I MILITARI della Guardia di Finanza sono tornati in Comune a Seregno. A meno di dieci giorni dalle perquisizioni che hanno interessato le abitazioni e gli uffici degli indagati, i finanzieri hanno acquisiti nuovi documenti sulle aree dell’ex cotonificio Camisasca, sul comparto di via delle Grigne ma anche sull’intervento di riqualificazione di piazza Caprera e del palazzo dell’ex Marforio in via Cavour, che un anno fa, all’epoca dell’arresto, era riconducibile alle società di Massimo Ponzoni.
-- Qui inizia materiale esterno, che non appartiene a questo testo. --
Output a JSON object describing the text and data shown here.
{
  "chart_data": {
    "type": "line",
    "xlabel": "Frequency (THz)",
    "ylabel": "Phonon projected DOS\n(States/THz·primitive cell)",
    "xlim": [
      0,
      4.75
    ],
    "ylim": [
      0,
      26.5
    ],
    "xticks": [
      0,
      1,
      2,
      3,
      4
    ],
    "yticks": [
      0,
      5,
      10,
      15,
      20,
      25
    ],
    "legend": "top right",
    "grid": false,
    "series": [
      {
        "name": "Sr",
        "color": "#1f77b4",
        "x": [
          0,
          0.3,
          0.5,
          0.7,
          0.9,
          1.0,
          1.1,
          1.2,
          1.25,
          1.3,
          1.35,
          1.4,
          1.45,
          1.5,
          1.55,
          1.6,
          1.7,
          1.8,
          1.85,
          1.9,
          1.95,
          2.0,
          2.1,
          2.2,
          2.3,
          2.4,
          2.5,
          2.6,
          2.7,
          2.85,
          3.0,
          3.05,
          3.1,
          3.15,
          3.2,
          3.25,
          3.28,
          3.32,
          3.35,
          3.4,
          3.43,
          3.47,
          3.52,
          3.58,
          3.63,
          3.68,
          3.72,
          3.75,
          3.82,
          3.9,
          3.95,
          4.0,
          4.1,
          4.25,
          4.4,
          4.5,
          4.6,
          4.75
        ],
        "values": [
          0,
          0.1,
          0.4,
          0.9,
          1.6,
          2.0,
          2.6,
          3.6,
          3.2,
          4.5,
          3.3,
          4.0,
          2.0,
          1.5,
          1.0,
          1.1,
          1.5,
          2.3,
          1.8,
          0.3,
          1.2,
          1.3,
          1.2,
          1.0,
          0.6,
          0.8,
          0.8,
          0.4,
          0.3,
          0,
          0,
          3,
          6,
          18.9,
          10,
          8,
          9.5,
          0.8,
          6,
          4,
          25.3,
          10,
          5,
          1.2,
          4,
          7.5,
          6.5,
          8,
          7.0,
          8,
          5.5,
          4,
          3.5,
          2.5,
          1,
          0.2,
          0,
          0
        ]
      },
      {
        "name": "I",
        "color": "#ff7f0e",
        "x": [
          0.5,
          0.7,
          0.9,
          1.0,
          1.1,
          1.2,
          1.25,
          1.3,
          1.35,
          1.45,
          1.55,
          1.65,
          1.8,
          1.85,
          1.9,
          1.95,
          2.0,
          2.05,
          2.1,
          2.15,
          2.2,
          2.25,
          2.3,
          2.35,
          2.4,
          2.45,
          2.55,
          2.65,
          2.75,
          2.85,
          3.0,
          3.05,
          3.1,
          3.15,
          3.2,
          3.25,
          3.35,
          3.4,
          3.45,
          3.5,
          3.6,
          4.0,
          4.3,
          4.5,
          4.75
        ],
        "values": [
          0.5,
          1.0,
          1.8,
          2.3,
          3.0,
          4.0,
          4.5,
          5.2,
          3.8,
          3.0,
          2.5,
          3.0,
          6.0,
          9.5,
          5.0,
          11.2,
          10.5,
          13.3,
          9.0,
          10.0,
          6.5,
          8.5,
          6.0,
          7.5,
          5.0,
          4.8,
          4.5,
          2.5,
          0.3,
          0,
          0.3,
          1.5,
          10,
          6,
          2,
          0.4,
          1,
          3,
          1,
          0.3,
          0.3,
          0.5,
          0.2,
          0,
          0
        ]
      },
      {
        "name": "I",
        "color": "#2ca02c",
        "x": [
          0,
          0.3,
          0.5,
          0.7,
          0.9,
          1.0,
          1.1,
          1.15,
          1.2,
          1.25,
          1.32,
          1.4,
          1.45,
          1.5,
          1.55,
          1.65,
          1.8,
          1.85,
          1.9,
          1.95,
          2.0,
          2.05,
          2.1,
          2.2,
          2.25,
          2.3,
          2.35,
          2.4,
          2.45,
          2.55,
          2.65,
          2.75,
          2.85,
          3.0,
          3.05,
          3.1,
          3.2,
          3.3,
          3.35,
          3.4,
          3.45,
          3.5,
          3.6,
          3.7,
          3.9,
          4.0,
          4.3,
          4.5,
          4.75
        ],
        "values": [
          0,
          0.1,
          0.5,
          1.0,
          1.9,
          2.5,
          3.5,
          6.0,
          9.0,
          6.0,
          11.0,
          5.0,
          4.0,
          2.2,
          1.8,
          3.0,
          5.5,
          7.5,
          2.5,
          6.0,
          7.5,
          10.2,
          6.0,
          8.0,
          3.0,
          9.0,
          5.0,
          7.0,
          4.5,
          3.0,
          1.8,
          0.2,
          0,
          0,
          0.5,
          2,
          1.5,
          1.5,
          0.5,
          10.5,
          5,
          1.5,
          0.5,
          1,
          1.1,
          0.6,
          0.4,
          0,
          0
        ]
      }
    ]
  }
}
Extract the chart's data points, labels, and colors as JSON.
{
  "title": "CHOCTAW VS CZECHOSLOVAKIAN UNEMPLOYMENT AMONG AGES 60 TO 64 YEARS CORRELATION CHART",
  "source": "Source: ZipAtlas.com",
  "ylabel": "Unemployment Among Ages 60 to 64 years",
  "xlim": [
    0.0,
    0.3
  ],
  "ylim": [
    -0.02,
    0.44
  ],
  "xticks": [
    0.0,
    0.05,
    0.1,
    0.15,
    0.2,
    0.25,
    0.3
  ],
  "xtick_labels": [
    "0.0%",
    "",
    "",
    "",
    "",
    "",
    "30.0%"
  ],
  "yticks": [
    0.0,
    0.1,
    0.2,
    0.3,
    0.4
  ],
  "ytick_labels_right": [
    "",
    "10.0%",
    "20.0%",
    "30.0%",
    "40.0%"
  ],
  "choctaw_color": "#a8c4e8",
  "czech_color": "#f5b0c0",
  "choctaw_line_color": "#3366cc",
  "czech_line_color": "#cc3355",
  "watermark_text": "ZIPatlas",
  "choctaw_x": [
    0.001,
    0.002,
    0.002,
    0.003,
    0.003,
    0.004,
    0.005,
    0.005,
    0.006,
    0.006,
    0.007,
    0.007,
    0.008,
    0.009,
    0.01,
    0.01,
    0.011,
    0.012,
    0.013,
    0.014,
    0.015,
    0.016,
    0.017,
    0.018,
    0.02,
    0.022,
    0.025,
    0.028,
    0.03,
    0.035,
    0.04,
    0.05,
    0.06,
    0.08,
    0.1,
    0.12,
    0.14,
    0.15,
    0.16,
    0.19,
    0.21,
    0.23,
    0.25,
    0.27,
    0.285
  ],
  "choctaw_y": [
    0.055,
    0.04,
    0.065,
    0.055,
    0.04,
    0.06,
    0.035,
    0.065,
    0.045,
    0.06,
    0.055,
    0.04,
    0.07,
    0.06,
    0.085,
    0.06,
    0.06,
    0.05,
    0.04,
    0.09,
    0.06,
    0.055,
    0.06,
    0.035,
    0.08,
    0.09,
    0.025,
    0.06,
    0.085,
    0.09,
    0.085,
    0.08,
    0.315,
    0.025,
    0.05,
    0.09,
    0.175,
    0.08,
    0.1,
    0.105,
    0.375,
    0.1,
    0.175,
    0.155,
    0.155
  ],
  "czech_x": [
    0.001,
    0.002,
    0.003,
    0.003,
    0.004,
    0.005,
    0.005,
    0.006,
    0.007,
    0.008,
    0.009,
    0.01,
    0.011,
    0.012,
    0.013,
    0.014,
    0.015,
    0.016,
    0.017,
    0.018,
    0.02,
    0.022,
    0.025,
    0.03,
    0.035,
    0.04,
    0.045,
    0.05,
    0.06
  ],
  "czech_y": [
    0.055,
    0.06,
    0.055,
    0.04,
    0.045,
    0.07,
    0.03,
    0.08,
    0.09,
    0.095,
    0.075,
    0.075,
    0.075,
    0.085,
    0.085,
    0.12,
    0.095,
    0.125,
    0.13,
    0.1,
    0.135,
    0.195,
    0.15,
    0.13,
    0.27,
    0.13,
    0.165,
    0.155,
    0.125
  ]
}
Dall’ultima visita delle Fiamme Gialle in Comune sono trascorsi due anni. Seregno, il suo Pgt e i suoi progetti urbanistici sono nel mirino della Procura di Monza dalla primavera del 2011, quando, tra maggio e giugno, furono ben quattro le visite agli uffici comunali, in particolare all’ufficio tecnico in via XXIV Maggio. Anche in quel caso la lente era puntata sull’urbanistica cittadina e sull’allora bozza del Piano di governo del territorio. Per la ex Camisasca sono indagati Gavazzi, in qualità di assessore con delega alla Pianificazione territoriale, insieme al genero Andrea Attolini, l’architetto incaricato del progetto, Salvatore Barba e Carmelo Giordano, soci della B&G srl che faceva capo all’immobiliare Stefano di Seregno srl.

SECONDO l’accusa, i quattro indagati si sarebbero accordati per il pagamento a Gavazzi di 330mila euro (di cui almeno 230mila risulterebbero effettivamente pagati) per modificare la destinazione d’uso da industriale a residenziale del terreno in questione. I fatti contestati risalgono al 2007. Il Piano Integrato di Intervento è stato adottato dal Comune di Seregno nel dicembre 2008 e approvato nel marzo 2009 e gli atti, secondo la Procura monzese, sarebbero in contrasto con la legge regionale del 2005 che prevede l’impossibilità di approvare piani particolareggiati dopo l’avvio della procedura per l’adozione del Pgt e anche in contrasto con la normativa comunale sui PII. Per quanto riguarda invece l’area di via delle Grigne a Seregno, sempre Attilio Gavazzi è indagato insieme all’ex capogruppo del Pdl e consigliere comunale a Seregno Ugo Calò, al defunto imprenditore siciliano Paolo Vivacqua (freddato nel novembre 2011 a colpi di pistola nel suo ufficio di Desio), al suo presunto prestanome e socio Calogero Licata Caruso, amministratore della Edil VLB srl, a Felice Tagliabue, procacciatore d’affari e socio di fatto di Vivacqua nella società edile, a Paolo Gerolamo Villa, architetto incaricato dalla Edil VLB per la gestione della pratica urbanistica, e ai tre soci della GDA Case srl (tra i quali Domenico Zema) che ha acquistato l’immobile a modifica urbanistica avvenuta.